In 2026, People and LLMs Will be Looking for the Same Thing
I’m starting the new year with this thought on my mind: the more things change, the more they stay the same.
Chances are, one of your concerns for 2026 is how to make your business more visible to Large Language Models (LLMs) such as Open AI’s Chat GPT and Google’s Gemini. If you’re not already thinking about it, I’d suggest you start.
Right now, about half of Americans use AI to initiate a search, and a lot of those searches end at the summary AI provides (upwards of 70-percent by some estimates). Companies are no longer just competing for a spot on a results page; they’re competing to be the definitive source that an AI trusts to answer a user's question directly.
This is relatively new territory for most businesses. And the algorithms and rules about what makes a business more visible are just being written.
LLMs don’t crawl the web for keywords the way traditional search engines do. Instead, they use a process called Retrieval-Augmented Generation (RAG) to scan the web in real-time for information that best matches a user’s intent.
Are you an expert in this? Can you even be an expert in such a new and emerging discipline? Probably not. We’re all learning on the fly. But don’t freak out. There’s good news. LLMs want most of the same things actual people want from you.
The two biggies: authenticity and authority.
If you’re real, genuine, and a demonstrated expert on something the people you care about care about — you’re going to appeal more to people and LLMs alike.
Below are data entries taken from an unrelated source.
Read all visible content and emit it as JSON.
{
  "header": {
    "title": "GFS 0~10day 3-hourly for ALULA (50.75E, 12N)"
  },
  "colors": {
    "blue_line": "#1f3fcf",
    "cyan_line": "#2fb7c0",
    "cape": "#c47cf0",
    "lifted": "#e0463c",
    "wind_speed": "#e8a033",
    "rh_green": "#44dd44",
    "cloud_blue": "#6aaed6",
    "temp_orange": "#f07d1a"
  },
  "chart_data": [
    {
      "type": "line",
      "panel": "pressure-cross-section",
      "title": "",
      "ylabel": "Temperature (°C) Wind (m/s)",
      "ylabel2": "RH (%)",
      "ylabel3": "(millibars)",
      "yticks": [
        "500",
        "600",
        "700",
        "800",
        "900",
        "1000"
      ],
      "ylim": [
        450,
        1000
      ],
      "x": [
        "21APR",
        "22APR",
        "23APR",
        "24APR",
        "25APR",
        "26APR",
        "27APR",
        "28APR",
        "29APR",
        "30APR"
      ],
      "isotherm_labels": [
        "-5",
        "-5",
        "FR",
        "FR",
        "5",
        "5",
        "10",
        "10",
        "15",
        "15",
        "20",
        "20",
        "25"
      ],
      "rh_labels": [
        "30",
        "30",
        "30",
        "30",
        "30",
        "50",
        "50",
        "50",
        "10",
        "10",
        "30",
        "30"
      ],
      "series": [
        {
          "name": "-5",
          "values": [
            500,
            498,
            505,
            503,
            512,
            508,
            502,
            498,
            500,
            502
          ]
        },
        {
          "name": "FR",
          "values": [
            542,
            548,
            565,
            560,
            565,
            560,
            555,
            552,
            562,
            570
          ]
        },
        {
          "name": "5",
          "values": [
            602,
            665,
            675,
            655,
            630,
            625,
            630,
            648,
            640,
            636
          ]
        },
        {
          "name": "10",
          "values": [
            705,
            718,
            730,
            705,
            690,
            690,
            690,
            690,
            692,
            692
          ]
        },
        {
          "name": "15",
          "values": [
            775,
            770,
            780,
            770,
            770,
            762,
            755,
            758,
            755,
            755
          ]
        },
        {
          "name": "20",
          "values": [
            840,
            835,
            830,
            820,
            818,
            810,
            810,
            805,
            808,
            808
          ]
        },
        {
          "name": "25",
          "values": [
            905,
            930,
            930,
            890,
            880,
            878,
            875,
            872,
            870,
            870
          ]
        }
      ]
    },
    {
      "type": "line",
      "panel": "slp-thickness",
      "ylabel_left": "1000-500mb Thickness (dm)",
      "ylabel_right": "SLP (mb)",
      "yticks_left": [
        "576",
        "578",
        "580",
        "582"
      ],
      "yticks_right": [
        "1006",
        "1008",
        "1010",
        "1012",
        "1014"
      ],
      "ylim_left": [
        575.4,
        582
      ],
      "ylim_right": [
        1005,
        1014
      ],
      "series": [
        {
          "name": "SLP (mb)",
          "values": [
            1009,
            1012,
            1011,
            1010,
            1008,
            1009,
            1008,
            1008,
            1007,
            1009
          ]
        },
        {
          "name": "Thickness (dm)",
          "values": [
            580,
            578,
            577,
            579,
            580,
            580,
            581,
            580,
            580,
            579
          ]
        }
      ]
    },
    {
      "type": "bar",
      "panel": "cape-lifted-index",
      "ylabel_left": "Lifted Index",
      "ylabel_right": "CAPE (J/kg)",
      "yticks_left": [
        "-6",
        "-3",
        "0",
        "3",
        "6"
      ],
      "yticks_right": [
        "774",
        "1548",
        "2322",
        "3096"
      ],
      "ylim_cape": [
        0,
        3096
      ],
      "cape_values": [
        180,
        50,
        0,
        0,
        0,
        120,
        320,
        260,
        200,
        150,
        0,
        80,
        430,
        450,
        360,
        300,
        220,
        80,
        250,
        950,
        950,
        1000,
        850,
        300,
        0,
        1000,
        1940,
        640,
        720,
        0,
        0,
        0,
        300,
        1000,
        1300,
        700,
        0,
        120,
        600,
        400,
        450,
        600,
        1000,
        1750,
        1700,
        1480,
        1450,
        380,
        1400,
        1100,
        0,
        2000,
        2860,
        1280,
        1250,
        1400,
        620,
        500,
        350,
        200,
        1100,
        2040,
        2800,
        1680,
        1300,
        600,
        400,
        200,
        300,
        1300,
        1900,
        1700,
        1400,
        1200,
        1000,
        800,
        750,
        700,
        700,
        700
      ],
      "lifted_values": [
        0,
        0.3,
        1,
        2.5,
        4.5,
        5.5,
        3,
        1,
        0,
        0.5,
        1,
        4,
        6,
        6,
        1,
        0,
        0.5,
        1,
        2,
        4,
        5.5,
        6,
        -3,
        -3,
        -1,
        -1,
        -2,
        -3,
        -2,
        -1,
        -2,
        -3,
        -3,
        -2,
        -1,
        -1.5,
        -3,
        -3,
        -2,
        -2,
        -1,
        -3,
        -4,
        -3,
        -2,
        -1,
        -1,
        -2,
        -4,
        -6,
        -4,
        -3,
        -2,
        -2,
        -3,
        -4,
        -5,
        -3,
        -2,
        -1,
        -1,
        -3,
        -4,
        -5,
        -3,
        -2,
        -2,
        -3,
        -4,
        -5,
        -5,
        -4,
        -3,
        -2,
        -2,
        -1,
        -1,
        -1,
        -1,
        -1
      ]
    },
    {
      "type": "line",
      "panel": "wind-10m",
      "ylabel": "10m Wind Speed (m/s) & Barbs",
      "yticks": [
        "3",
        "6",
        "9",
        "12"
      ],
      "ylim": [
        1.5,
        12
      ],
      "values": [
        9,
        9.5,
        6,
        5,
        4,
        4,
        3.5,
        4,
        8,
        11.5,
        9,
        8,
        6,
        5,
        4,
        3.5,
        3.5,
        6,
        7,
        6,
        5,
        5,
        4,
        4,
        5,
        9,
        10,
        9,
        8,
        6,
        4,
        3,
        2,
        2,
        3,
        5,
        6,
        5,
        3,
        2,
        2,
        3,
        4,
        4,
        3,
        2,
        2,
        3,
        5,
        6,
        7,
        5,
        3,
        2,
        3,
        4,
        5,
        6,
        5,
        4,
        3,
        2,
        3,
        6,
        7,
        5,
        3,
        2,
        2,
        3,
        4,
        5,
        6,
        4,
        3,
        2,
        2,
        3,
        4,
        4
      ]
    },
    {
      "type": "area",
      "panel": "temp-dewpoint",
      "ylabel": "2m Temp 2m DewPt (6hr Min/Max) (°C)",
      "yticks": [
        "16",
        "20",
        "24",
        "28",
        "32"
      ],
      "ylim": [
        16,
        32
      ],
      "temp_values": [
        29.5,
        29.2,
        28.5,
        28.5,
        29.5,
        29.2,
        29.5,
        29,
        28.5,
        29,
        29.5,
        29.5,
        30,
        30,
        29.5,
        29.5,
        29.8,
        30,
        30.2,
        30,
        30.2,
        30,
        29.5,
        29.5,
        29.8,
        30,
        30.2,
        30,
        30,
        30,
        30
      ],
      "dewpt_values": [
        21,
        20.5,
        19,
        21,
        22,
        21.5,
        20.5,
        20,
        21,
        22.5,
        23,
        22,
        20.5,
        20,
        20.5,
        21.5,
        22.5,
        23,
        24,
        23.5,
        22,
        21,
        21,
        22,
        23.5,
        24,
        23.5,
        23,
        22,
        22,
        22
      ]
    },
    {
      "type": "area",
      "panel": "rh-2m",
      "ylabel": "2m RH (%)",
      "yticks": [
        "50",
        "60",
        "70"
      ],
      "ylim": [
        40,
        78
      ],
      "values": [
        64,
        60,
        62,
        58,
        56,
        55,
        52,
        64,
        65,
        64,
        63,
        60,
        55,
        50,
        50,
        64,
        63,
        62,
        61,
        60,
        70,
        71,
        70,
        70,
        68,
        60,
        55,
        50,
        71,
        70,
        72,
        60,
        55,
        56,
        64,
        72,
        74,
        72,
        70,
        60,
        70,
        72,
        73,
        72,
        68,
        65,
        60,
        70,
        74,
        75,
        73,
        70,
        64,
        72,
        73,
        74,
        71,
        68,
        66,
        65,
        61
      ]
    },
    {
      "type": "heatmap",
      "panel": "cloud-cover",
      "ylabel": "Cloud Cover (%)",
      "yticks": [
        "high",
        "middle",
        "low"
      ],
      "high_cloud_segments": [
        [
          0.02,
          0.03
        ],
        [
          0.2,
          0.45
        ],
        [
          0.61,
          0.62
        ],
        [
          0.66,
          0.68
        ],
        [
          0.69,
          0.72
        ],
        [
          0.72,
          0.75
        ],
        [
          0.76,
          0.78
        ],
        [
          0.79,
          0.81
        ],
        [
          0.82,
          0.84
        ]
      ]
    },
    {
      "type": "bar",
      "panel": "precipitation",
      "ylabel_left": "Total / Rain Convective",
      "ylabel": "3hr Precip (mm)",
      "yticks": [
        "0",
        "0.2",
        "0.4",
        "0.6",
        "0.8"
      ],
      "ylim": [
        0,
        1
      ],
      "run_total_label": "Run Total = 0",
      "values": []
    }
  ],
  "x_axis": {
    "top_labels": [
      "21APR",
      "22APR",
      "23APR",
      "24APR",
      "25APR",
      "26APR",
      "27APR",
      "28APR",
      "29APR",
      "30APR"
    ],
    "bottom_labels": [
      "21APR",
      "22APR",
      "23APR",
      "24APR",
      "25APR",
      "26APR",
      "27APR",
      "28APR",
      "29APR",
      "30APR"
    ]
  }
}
That’s why you’re seeing so many stories about companies looking to hire chief storytellers, and why I’ve built one of the core pillars of my consultancy around it.
So, how do you do you tell a better story that improves your authenticity and authority?
Have a strong digital footprint. How consistently your brand, leadership, and messaging appear across the web matters. Also, the more often you’re mentioned by other authoritative sources (media, reviews, social engagement, other authorities in your space, etc.), the stronger your story becomes, and the more visible your company is to AI.
Be an authority. LLMs analyze all of your communications to see if you’re a recognized expert in a specific niche. They reward you if multiple pages on your site (and sources that cite you) reinforce your expertise. If your content is factual. If it’s connected to professionals in your organization with meaningful credentials. You’re going to be rated as a more trustworthy source.
Be verifiable. AI models are programmed to avoid misinformation. They prioritize content that uses hard data, statistics, and citations from reputable third-party sources. Bloviating about how great you are won’t get you far. But showing proof that you’re a respected thought leader in your area — that’s a winning strategy.
Be clear. LLMs favor content with clear headings (H2/H3), bullet points, and concise Q&A blocks that are easy to lift and stitch into a conversational answer. If your website and other owned channels are full of corporate-speak, of long blocks of dense copy, or of overly salesy content, you’re not going to appeal to an LLM — or to a person.
Be original. If the stories you tell sound just like everything else being written and talked about, you won’t stand out. Original ideas. A strong and unexpected perspective. Those win out. Always have. Probably always will. But especially today.
Takeaway:
If you structure your stories to be clear, concise, answer questions people are asking, if they’re original, fresh, organized well, and connected to subject matter experts, you’ll pull more people into your orbit and be more visible to AI’s overarching eye.